218. Assertion: Chlorination of benzene generally requires a Lewis acid such as anhydrous \(\mathrm{FeCl_3}\).
Reason: The Lewis acid helps generate a chlorinating species strong enough to attack the aromatic pi system.
ⓐ. Both Assertion and Reason are true, and Reason explains Assertion
ⓑ. Both Assertion and Reason are true, but Reason does not explain Assertion
ⓒ. Assertion is true, but Reason is false
ⓓ. Assertion is false, but Reason is true
Correct Answer: Both Assertion and Reason are true, and Reason explains Assertion
Explanation: Benzene is unusually stable because of aromatic delocalisation. Molecular chlorine alone is not generally electrophilic enough for rapid ring substitution under mild conditions. Anhydrous \(\mathrm{FeCl_3}\) interacts with \(\mathrm{Cl_2}\) and increases its electrophilic character. The activated species can then be attacked by the benzene ring. The catalyst is regenerated after loss of the ring proton. The Reason directly accounts for the catalyst requirement stated in the Assertion.

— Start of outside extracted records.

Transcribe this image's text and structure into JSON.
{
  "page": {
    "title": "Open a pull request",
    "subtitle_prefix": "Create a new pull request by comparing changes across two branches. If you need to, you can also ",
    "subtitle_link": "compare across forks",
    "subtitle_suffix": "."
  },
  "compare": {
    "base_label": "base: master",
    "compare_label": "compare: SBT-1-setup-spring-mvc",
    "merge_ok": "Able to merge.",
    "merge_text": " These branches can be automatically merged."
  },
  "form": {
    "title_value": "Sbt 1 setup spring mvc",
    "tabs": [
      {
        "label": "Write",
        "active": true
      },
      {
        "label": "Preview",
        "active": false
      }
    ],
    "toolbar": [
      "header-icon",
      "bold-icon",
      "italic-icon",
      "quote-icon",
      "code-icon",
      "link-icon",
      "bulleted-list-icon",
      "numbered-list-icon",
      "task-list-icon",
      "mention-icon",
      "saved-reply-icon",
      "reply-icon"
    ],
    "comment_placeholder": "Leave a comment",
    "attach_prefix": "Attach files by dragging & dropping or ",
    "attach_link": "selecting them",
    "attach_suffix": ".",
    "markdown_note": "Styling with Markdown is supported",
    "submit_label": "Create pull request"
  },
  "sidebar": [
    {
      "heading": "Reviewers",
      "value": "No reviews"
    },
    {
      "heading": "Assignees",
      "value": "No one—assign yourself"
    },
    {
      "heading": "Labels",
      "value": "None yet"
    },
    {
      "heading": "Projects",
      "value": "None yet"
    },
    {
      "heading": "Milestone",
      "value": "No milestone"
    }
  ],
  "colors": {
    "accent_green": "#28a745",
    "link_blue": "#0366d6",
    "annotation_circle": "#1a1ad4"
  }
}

219. A reaction-coordinate graph for benzene chlorination shows two pathways with the same reactant and product energy levels. The curve for the \(\mathrm{FeCl_3}\)-catalysed pathway has a lower maximum than the uncatalysed curve. The graph indicates that \(\mathrm{FeCl_3}\):
ⓐ. increases the enthalpy change of the reaction
ⓑ. lowers the activation energy without altering \(\Delta H\)

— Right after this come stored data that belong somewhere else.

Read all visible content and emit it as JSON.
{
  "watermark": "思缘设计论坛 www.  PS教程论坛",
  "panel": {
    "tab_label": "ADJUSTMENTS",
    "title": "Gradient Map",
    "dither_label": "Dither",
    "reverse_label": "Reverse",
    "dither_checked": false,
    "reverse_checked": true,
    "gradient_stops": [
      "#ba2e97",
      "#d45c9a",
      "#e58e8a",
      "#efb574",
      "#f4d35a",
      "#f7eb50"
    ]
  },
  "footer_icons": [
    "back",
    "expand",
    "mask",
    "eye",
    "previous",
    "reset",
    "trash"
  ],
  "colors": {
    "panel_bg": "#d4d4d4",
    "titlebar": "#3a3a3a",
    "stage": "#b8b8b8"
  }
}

ⓒ. changes chlorobenzene into the thermodynamic reactant
ⓓ. raises the energy of the products above that of the uncatalysed products
Correct Answer: lowers the activation energy without altering \(\Delta H\)
Explanation: The maximum point on a reaction-coordinate curve represents the energy barrier associated with the activated state. A lower maximum therefore indicates a lower activation energy. The catalysed and uncatalysed curves begin and end at the same energy levels because the reactants and products are unchanged. Thus, the catalyst provides an alternative pathway but does not change the overall enthalpy difference. A lower activation barrier increases the reaction rate. The graph does not imply that the catalyst changes the equilibrium identities of benzene and chlorobenzene.
220. The reagent system suitable for converting benzene into bromobenzene is:
ⓐ. \(\mathrm{HBr}\) with an organic peroxide
ⓑ. \(\mathrm{Br_2/FeBr_3}\)
ⓒ. \(\mathrm{NaBr}\) in dry acetone
ⓓ. \(\mathrm{PBr_3}\) in water
Correct Answer: \(\mathrm{Br_2/FeBr_3}\)
Explanation: Bromination of benzene is an electrophilic aromatic substitution reaction. Molecular bromine supplies the bromine atom introduced into the ring. Anhydrous \(\mathrm{FeBr_3}\) acts as a Lewis acid and activates \(\mathrm{Br_2}\). Benzene attacks the electrophilic brominating species, and loss of a proton restores aromaticity. \(\mathrm{HBr}\) with peroxide is associated with radical addition to suitable alkenes. Sodium bromide and phosphorus tribromide do not provide the required direct aromatic bromination conditions.